Market segmentation:

  • Customer profiling: exploring the needs, references, and booking behaviour of different customer segments, including leisure travellers, business travellers, and group bookings.
  • Focused marketing: Creating targeted campaigns and promotions to reach specific customer groups and capture revenue opportunities.
  • Loyalty programs: Offering incentives to customers for repeat business through loyalty programs.

Competitive analysis:

  • Market monitoring: Monitors competitors’ pricing, promotions, and offerings and adjusts their own accordingly to stay ahead of the market and maintain a competitive advantage.
  • Benchmarking Performance: compare hotel against industry benchmarks and competitors.
  • Example: Rate parity: The practice of keeping prices consistent across all distribution channels to avoid discrepancies and protect brand integrity.

Conclusion

They say, ‘Success in hospitality is a blend of art and science, and revenue management is its heartbeat.’

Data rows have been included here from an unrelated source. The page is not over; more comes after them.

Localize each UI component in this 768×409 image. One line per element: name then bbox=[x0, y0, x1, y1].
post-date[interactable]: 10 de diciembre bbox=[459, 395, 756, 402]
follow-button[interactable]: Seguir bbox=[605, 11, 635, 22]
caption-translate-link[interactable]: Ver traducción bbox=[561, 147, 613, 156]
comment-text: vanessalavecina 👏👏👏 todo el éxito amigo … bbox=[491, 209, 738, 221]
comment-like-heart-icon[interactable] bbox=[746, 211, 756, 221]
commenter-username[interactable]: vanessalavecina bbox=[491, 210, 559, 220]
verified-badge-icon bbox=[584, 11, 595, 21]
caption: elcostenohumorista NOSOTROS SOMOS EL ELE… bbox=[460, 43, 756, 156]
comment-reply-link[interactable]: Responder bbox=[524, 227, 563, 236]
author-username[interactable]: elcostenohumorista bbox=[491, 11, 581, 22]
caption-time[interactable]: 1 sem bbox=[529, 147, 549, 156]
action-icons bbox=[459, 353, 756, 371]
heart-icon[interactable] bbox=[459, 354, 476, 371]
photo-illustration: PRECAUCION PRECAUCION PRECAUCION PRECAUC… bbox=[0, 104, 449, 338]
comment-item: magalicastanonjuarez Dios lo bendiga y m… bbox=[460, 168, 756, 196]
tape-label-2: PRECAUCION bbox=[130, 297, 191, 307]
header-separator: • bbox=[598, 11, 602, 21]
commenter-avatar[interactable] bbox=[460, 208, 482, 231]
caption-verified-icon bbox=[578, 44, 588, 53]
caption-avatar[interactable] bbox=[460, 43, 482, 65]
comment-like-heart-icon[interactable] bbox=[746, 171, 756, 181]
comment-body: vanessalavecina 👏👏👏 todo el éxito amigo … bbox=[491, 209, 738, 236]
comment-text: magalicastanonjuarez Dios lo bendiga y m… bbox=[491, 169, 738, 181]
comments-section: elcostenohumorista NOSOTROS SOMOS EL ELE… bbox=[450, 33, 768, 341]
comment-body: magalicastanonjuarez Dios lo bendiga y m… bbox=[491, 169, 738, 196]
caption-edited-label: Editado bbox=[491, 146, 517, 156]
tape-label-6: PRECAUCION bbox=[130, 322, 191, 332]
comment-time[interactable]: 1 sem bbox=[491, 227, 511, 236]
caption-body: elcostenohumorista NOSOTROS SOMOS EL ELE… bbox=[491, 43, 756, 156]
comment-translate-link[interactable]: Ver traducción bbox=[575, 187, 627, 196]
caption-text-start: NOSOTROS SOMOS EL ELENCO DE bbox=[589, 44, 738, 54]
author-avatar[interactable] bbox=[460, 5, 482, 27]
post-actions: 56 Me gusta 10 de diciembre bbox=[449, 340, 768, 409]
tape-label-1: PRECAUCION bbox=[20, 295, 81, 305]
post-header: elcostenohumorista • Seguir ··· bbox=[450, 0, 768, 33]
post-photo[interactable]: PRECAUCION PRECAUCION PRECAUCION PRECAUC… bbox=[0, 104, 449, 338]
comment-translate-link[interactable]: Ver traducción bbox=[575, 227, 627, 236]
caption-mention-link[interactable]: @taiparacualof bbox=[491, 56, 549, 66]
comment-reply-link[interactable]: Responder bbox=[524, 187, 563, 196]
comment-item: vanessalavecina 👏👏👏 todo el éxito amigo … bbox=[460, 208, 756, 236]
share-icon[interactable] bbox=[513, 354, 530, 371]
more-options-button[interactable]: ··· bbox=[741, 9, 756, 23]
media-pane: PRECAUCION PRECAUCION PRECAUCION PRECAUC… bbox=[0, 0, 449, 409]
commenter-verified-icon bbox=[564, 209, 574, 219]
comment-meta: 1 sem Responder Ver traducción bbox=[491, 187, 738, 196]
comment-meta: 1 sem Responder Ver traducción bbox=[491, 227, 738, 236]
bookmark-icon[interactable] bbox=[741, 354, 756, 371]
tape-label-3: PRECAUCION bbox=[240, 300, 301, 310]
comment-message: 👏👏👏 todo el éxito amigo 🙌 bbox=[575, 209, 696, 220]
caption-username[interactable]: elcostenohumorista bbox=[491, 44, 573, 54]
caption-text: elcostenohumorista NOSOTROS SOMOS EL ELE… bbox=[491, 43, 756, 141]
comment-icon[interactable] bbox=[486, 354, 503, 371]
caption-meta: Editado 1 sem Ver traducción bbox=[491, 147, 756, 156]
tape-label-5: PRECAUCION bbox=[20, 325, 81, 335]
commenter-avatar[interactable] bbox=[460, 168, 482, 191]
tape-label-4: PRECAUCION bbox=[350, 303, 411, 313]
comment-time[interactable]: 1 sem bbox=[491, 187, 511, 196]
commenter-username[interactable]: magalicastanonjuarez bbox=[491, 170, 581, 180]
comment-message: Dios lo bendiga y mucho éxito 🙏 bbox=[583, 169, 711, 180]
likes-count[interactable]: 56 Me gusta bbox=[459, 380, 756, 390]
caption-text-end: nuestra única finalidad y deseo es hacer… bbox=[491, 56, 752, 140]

Revenue management strategies in the hotel business need to be made with precision but on time. The window of opportunities, though recurring, is short-lived.

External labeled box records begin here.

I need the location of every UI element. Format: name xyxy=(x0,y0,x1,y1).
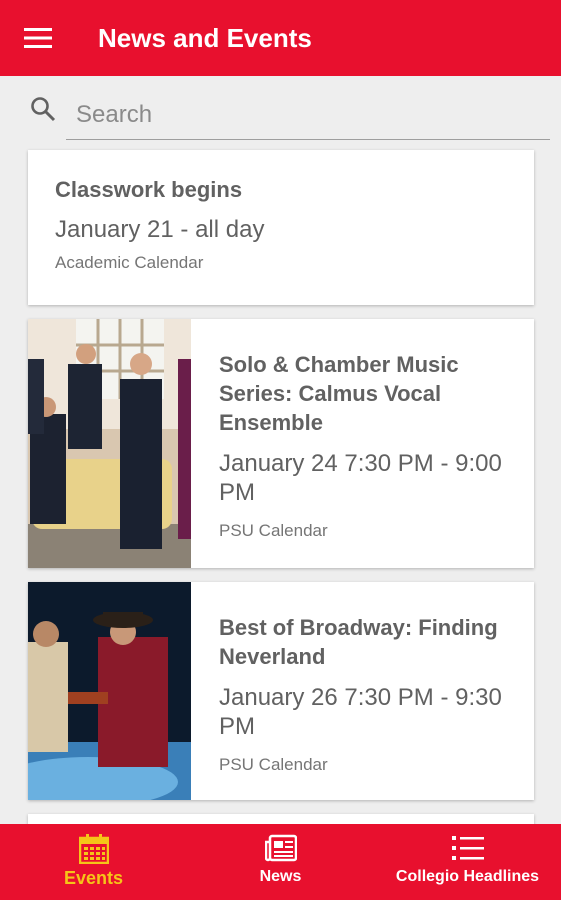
tab-collegio-headlines-label: Collegio Headlines xyxy=(395,868,540,885)
event-time: January 24 7:30 PM - 9:00 PM xyxy=(219,450,502,506)
event-title: Best of Broadway: Finding Neverland xyxy=(219,615,498,669)
event-card[interactable]: Classwork begins January 21 - all day Ac… xyxy=(28,150,534,305)
bottom-navigation: Events News Collegio Headlines xyxy=(0,824,561,900)
hamburger-icon xyxy=(24,28,52,48)
menu-button[interactable] xyxy=(0,0,76,76)
event-thumbnail-broadway xyxy=(28,582,191,800)
tab-news[interactable]: News xyxy=(187,824,374,900)
event-card[interactable]: Best of Broadway: Finding Neverland Janu… xyxy=(28,582,534,800)
list-icon xyxy=(451,836,484,860)
tab-events[interactable]: Events xyxy=(0,824,187,900)
event-title: Solo & Chamber Music Series: Calmus Voca… xyxy=(219,352,459,435)
search-bar xyxy=(0,76,561,146)
search-input[interactable] xyxy=(66,90,550,140)
tab-events-label: Events xyxy=(63,868,124,888)
event-calendar: Academic Calendar xyxy=(55,253,204,272)
newspaper-icon xyxy=(264,834,297,862)
event-calendar: PSU Calendar xyxy=(219,521,328,540)
event-time: January 26 7:30 PM - 9:30 PM xyxy=(219,684,502,740)
app-bar: News and Events xyxy=(0,0,561,76)
calendar-icon xyxy=(78,834,109,864)
event-calendar: PSU Calendar xyxy=(219,755,328,774)
event-time: January 21 - all day xyxy=(55,216,265,243)
tab-news-label: News xyxy=(259,868,302,885)
event-thumbnail-ensemble xyxy=(28,319,191,568)
event-title: Classwork begins xyxy=(55,177,243,202)
tab-collegio-headlines[interactable]: Collegio Headlines xyxy=(374,824,561,900)
event-card[interactable]: Solo & Chamber Music Series: Calmus Voca… xyxy=(28,319,534,568)
page-title: News and Events xyxy=(98,22,312,53)
search-icon[interactable] xyxy=(30,96,56,122)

Knowing the current strategies and finding how it balances out with your future revenue management goals and objectives, also having a grasp on the locale of a hotel, is a must, as you need to know the local attractions and events.

Understanding if you are managing your revenue in a proactive manner or if you are more reactive to it is essential. Customising your group pricing and optimising the same involves knowing how balanced your market mix is.

Knowing your demand generators and identifying the change in demand or variance in rate helps you take quick action and prevents missed rate opportunities. Reviewing RFps to prioritise those that were ideal for your hotel is a better strategy than reading long RFps.

Keeping in mind the above factors is key to generating and maintaining an efficient revenue management system.